Как-то днем после смены явился Женька и увидел, как я мучаюсь над математикой. Я пожаловалась ему, что ничего не понимаю и что у нас послезавтра контрольная. И отметка будет решающая. И мне суждена двойка.
— Что же ты раньше молчала? — сказал Женька. — Это же элементарно.
И он стал мне объяснять, приводя смешные примеры. Может быть, именно благодаря этим примерам, над которыми я хохотала как ненормальная, я все поняла. То есть не все, конечно. Но в той неприступной каменной стене, которой была для меня математика, появились щели и даже бреши. И я подумала, что если бы Женька еще раз вот так со мной позанимался, стена бы рухнула. Я сказала ему об этом, и он ответил:
— Бу сделано!
Наташа приходила утром и вечером делать Косте уколы. Я ждала ее прихода с нетерпением. При ней в квартире становилось как-то теплей. По-моему, и Костя радовался ее приходам.

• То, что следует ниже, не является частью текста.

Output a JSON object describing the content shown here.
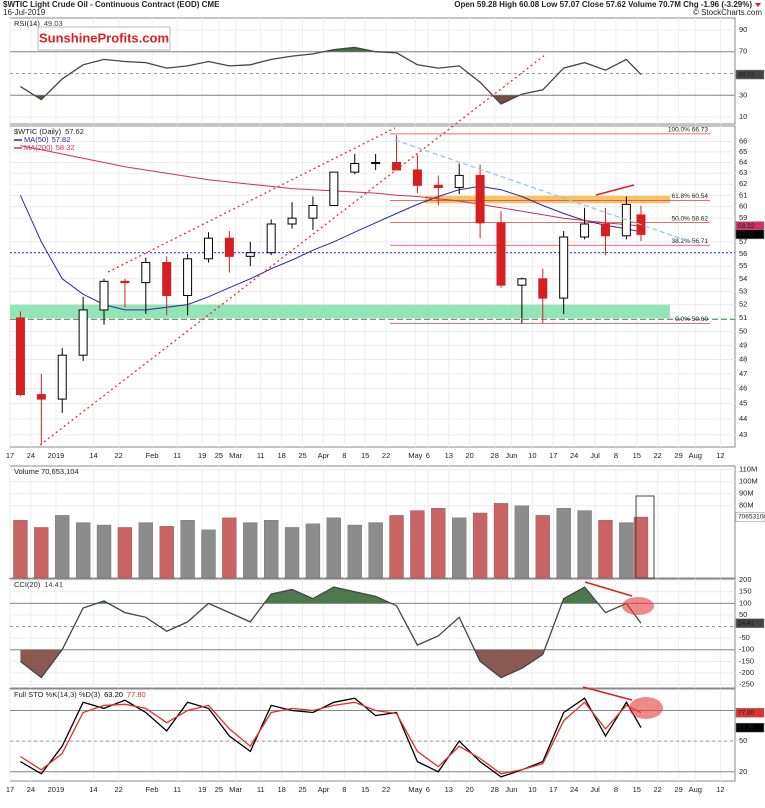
{
  "header": {
    "title": "$WTIC Light Crude Oil - Continuous Contract (EOD) CME",
    "date": "16-Jul-2019",
    "quote": "Open 59.28 High 60.08 Low 57.07 Close 57.62 Volume 70.7M Chg -1.96 (-3.29%)",
    "copyright": "© StockCharts.com",
    "logo": "SunshineProfits.com"
  },
  "chart_data": [
    {
      "type": "line",
      "title": "RSI(14)",
      "x": [
        0.5,
        1.5,
        2.5,
        3.5,
        4.5,
        5.5,
        6.5,
        7.5,
        8.5,
        9.5,
        10.5,
        11.5,
        12.5,
        13.5,
        14.5,
        15.5,
        16.5,
        17.5,
        18.5,
        19.5,
        20.5,
        21.5,
        22.5,
        23.5,
        24.5,
        25.5,
        26.5,
        27.5,
        28.5,
        29.5,
        30.2
      ],
      "series": [
        {
          "color": "#444444",
          "values": [
            38,
            26,
            45,
            58,
            63,
            61,
            60,
            55,
            57,
            61,
            57,
            58,
            63,
            66,
            68,
            72,
            74,
            70,
            69,
            58,
            55,
            57,
            42,
            22,
            31,
            35,
            55,
            60,
            53,
            63,
            49.03
          ]
        }
      ],
      "fill_above": {
        "value": 70,
        "color": "#3f6e3f"
      },
      "fill_below": {
        "value": 30,
        "color": "#7a4a44"
      },
      "hlines": [
        {
          "value": 70,
          "color": "#888888"
        },
        {
          "value": 30,
          "color": "#888888"
        },
        {
          "value": 50,
          "color": "#999999",
          "dash": "3,3"
        }
      ],
      "xlim": [
        0,
        34.7
      ],
      "ylim": [
        3.6,
        101
      ],
      "yticks": [
        90,
        70,
        30,
        10
      ]
    },
    {
      "type": "candlestick",
      "title": "$WTIC (Daily)",
      "log_scale": true,
      "x": [
        0.5,
        1.5,
        2.5,
        3.5,
        4.5,
        5.5,
        6.5,
        7.5,
        8.5,
        9.5,
        10.5,
        11.5,
        12.5,
        13.5,
        14.5,
        15.5,
        16.5,
        17.5,
        18.5,
        19.5,
        20.5,
        21.5,
        22.5,
        23.5,
        24.5,
        25.5,
        26.5,
        27.5,
        28.5,
        29.5,
        30.2
      ],
      "open": [
        51.0,
        45.6,
        45.3,
        48.3,
        51.6,
        53.8,
        53.7,
        55.3,
        52.7,
        55.6,
        57.3,
        55.8,
        56.1,
        58.5,
        59.0,
        60.1,
        63.1,
        63.9,
        64.0,
        63.3,
        61.9,
        61.7,
        62.8,
        58.6,
        53.5,
        54.0,
        52.5,
        57.4,
        58.5,
        57.5,
        59.28
      ],
      "high": [
        51.5,
        47.0,
        48.8,
        52.6,
        54.0,
        54.0,
        55.7,
        55.8,
        56.0,
        57.8,
        57.9,
        57.0,
        58.9,
        60.4,
        60.9,
        63.1,
        64.8,
        64.8,
        66.6,
        64.7,
        62.8,
        63.9,
        63.8,
        59.6,
        54.1,
        54.8,
        57.9,
        59.9,
        59.9,
        60.9,
        60.08
      ],
      "low": [
        45.5,
        42.4,
        44.4,
        47.9,
        50.5,
        51.8,
        51.3,
        51.2,
        51.2,
        55.3,
        54.5,
        55.0,
        55.9,
        58.1,
        58.0,
        60.1,
        62.9,
        63.3,
        63.5,
        61.2,
        60.1,
        61.1,
        57.3,
        53.3,
        50.6,
        50.6,
        51.3,
        57.2,
        55.9,
        57.2,
        57.07
      ],
      "close": [
        45.6,
        45.3,
        48.3,
        51.6,
        53.8,
        53.7,
        55.3,
        52.7,
        55.6,
        57.3,
        55.8,
        56.1,
        58.5,
        59.0,
        60.1,
        63.1,
        63.9,
        64.0,
        63.3,
        61.9,
        61.7,
        62.8,
        58.6,
        53.5,
        54.0,
        52.5,
        57.4,
        58.5,
        57.5,
        60.2,
        57.62
      ],
      "up_color": "#000000",
      "down_color": "#d42020",
      "overlays": [
        {
          "name": "MA(50)",
          "color": "#2a2a9a",
          "values": [
            61.0,
            57.0,
            54.0,
            52.8,
            52.0,
            51.6,
            51.6,
            51.8,
            52.0,
            52.6,
            53.3,
            54.0,
            54.8,
            55.5,
            56.3,
            57.0,
            57.8,
            58.6,
            59.4,
            60.2,
            60.9,
            61.5,
            61.8,
            61.5,
            60.9,
            60.1,
            59.4,
            58.8,
            58.4,
            58.1,
            57.82
          ]
        },
        {
          "name": "MA(200)",
          "color": "#d03060",
          "values": [
            65.6,
            65.2,
            64.8,
            64.4,
            64.0,
            63.6,
            63.3,
            63.0,
            62.7,
            62.4,
            62.2,
            62.0,
            61.8,
            61.6,
            61.5,
            61.4,
            61.3,
            61.2,
            61.0,
            60.9,
            60.7,
            60.5,
            60.2,
            59.9,
            59.6,
            59.3,
            59.0,
            58.8,
            58.6,
            58.45,
            58.32
          ]
        }
      ],
      "fib": [
        {
          "label": "100.0% 66.73",
          "value": 66.73
        },
        {
          "label": "61.8% 60.54",
          "value": 60.54
        },
        {
          "label": "50.0% 58.62",
          "value": 58.62
        },
        {
          "label": "38.2% 56.71",
          "value": 56.71
        },
        {
          "label": "0.0% 50.60",
          "value": 50.6
        }
      ],
      "zones": [
        {
          "from": 51.0,
          "to": 52.0,
          "color": "#7fe0aa"
        },
        {
          "from": 60.3,
          "to": 60.95,
          "color": "#f5b84a"
        }
      ],
      "hlines": [
        {
          "value": 50.9,
          "color": "#2a8a3a",
          "dash": "6,3"
        },
        {
          "value": 56.1,
          "color": "#3030d0",
          "dash": "2,2"
        }
      ],
      "xlim": [
        0,
        34.7
      ],
      "ylim": [
        42.24,
        67.5
      ],
      "yticks": [
        66,
        65,
        64,
        63,
        62,
        61,
        60,
        59,
        57,
        56,
        55,
        54,
        53,
        52,
        51,
        50,
        49,
        48,
        47,
        46,
        45,
        44,
        43
      ],
      "xticks": [
        {
          "value": 0,
          "label": "17"
        },
        {
          "value": 1,
          "label": "24"
        },
        {
          "value": 2.2,
          "label": "2019"
        },
        {
          "value": 4,
          "label": "14"
        },
        {
          "value": 5.2,
          "label": "22"
        },
        {
          "value": 6.8,
          "label": "Feb"
        },
        {
          "value": 8,
          "label": "11"
        },
        {
          "value": 9.2,
          "label": "19"
        },
        {
          "value": 10,
          "label": "25"
        },
        {
          "value": 10.8,
          "label": "Mar"
        },
        {
          "value": 12,
          "label": "11"
        },
        {
          "value": 13,
          "label": "18"
        },
        {
          "value": 14,
          "label": "25"
        },
        {
          "value": 15,
          "label": "Apr"
        },
        {
          "value": 16,
          "label": "8"
        },
        {
          "value": 17,
          "label": "15"
        },
        {
          "value": 18,
          "label": "22"
        },
        {
          "value": 19.4,
          "label": "May"
        },
        {
          "value": 20,
          "label": "6"
        },
        {
          "value": 21,
          "label": "13"
        },
        {
          "value": 22,
          "label": "20"
        },
        {
          "value": 23.2,
          "label": "28"
        },
        {
          "value": 24,
          "label": "Jun"
        },
        {
          "value": 25,
          "label": "10"
        },
        {
          "value": 26,
          "label": "17"
        },
        {
          "value": 27,
          "label": "24"
        },
        {
          "value": 28,
          "label": "Jul"
        },
        {
          "value": 29,
          "label": "8"
        },
        {
          "value": 30,
          "label": "15"
        },
        {
          "value": 31,
          "label": "22"
        },
        {
          "value": 32,
          "label": "29"
        },
        {
          "value": 32.8,
          "label": "Aug"
        },
        {
          "value": 34,
          "label": "12"
        }
      ]
    },
    {
      "type": "bar",
      "title": "Volume 70,653,104",
      "x": [
        0.5,
        1.5,
        2.5,
        3.5,
        4.5,
        5.5,
        6.5,
        7.5,
        8.5,
        9.5,
        10.5,
        11.5,
        12.5,
        13.5,
        14.5,
        15.5,
        16.5,
        17.5,
        18.5,
        19.5,
        20.5,
        21.5,
        22.5,
        23.5,
        24.5,
        25.5,
        26.5,
        27.5,
        28.5,
        29.5,
        30.2
      ],
      "values": [
        68000000,
        62000000,
        72000000,
        66000000,
        64000000,
        62000000,
        66000000,
        63000000,
        68000000,
        60000000,
        70000000,
        66000000,
        68000000,
        62000000,
        65000000,
        70000000,
        64000000,
        66000000,
        72000000,
        76000000,
        78000000,
        70000000,
        74000000,
        82000000,
        80000000,
        72000000,
        78000000,
        76000000,
        68000000,
        66000000,
        70653104
      ],
      "up_color": "#8c8c8c",
      "down_color": "#c86464",
      "xlim": [
        0,
        34.7
      ],
      "ylim": [
        20000000,
        113000000
      ],
      "yticks": [
        {
          "value": 110000000,
          "label": "110M"
        },
        {
          "value": 100000000,
          "label": "100M"
        },
        {
          "value": 90000000,
          "label": "90M"
        },
        {
          "value": 80000000,
          "label": "80M"
        }
      ]
    },
    {
      "type": "line",
      "title": "CCI(20)",
      "x": [
        0.5,
        1.5,
        2.5,
        3.5,
        4.5,
        5.5,
        6.5,
        7.5,
        8.5,
        9.5,
        10.5,
        11.5,
        12.5,
        13.5,
        14.5,
        15.5,
        16.5,
        17.5,
        18.5,
        19.5,
        20.5,
        21.5,
        22.5,
        23.5,
        24.5,
        25.5,
        26.5,
        27.5,
        28.5,
        29.5,
        30.2
      ],
      "series": [
        {
          "color": "#444444",
          "values": [
            -150,
            -220,
            -100,
            80,
            110,
            60,
            40,
            -20,
            20,
            100,
            60,
            20,
            140,
            160,
            120,
            170,
            150,
            130,
            90,
            -80,
            -40,
            40,
            -150,
            -220,
            -180,
            -120,
            120,
            170,
            60,
            100,
            14.41
          ]
        }
      ],
      "fill_above": {
        "value": 100,
        "color": "#4d7a4d"
      },
      "fill_below": {
        "value": -100,
        "color": "#8a5a52"
      },
      "hlines": [
        {
          "value": 100,
          "color": "#888888"
        },
        {
          "value": -100,
          "color": "#888888"
        },
        {
          "value": 0,
          "color": "#999999",
          "dash": "3,3"
        }
      ],
      "xlim": [
        0,
        34.7
      ],
      "ylim": [
        -265,
        205
      ],
      "yticks": [
        200,
        150,
        100,
        50,
        -50,
        -100,
        -150,
        -200,
        -250
      ]
    },
    {
      "type": "line",
      "title": "Full STO %K(14,3) %D(3)",
      "x": [
        0.5,
        1.5,
        2.5,
        3.5,
        4.5,
        5.5,
        6.5,
        7.5,
        8.5,
        9.5,
        10.5,
        11.5,
        12.5,
        13.5,
        14.5,
        15.5,
        16.5,
        17.5,
        18.5,
        19.5,
        20.5,
        21.5,
        22.5,
        23.5,
        24.5,
        25.5,
        26.5,
        27.5,
        28.5,
        29.5,
        30.2
      ],
      "series": [
        {
          "color": "#000000",
          "values": [
            30,
            18,
            45,
            88,
            82,
            90,
            78,
            60,
            88,
            82,
            55,
            40,
            85,
            80,
            78,
            88,
            92,
            75,
            78,
            30,
            20,
            50,
            30,
            15,
            22,
            30,
            78,
            92,
            55,
            88,
            63.2
          ],
          "last_label": "63.20"
        },
        {
          "color": "#e03030",
          "values": [
            35,
            22,
            38,
            78,
            85,
            86,
            82,
            68,
            80,
            85,
            62,
            45,
            78,
            82,
            80,
            85,
            88,
            80,
            77,
            40,
            25,
            45,
            33,
            18,
            22,
            28,
            70,
            88,
            62,
            85,
            77.8
          ],
          "last_label": "77.80"
        }
      ],
      "hlines": [
        {
          "value": 80,
          "color": "#888888"
        },
        {
          "value": 20,
          "color": "#888888"
        },
        {
          "value": 50,
          "color": "#999999",
          "dash": "3,3"
        }
      ],
      "xlim": [
        0,
        34.7
      ],
      "ylim": [
        11,
        101
      ],
      "yticks": [
        50,
        20
      ],
      "xticks": [
        {
          "value": 0,
          "label": "17"
        },
        {
          "value": 1,
          "label": "24"
        },
        {
          "value": 2.2,
          "label": "2019"
        },
        {
          "value": 4,
          "label": "14"
        },
        {
          "value": 5.2,
          "label": "22"
        },
        {
          "value": 6.8,
          "label": "Feb"
        },
        {
          "value": 8,
          "label": "11"
        },
        {
          "value": 9.2,
          "label": "19"
        },
        {
          "value": 10,
          "label": "25"
        },
        {
          "value": 10.8,
          "label": "Mar"
        },
        {
          "value": 12,
          "label": "11"
        },
        {
          "value": 13,
          "label": "18"
        },
        {
          "value": 14,
          "label": "25"
        },
        {
          "value": 15,
          "label": "Apr"
        },
        {
          "value": 16,
          "label": "8"
        },
        {
          "value": 17,
          "label": "15"
        },
        {
          "value": 18,
          "label": "22"
        },
        {
          "value": 19.4,
          "label": "May"
        },
        {
          "value": 20,
          "label": "6"
        },
        {
          "value": 21,
          "label": "13"
        },
        {
          "value": 22,
          "label": "20"
        },
        {
          "value": 23.2,
          "label": "28"
        },
        {
          "value": 24,
          "label": "Jun"
        },
        {
          "value": 25,
          "label": "10"
        },
        {
          "value": 26,
          "label": "17"
        },
        {
          "value": 27,
          "label": "24"
        },
        {
          "value": 28,
          "label": "Jul"
        },
        {
          "value": 29,
          "label": "8"
        },
        {
          "value": 30,
          "label": "15"
        },
        {
          "value": 31,
          "label": "22"
        },
        {
          "value": 32,
          "label": "29"
        },
        {
          "value": 32.8,
          "label": "Aug"
        },
        {
          "value": 34,
          "label": "12"
        }
      ]
    }
  ]
}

Во всяком случае, когда она опаздывала, он начинал поглядывать на часы.
Меня это радовало. К сожалению, Наташа забегала ненадолго — у нее наступила зачетная сессия.
На третий день, несмотря на возражения Наташи, Костя встал с постели, и теперь мы ездили к маме каждый день по очереди: я после школы, он после института.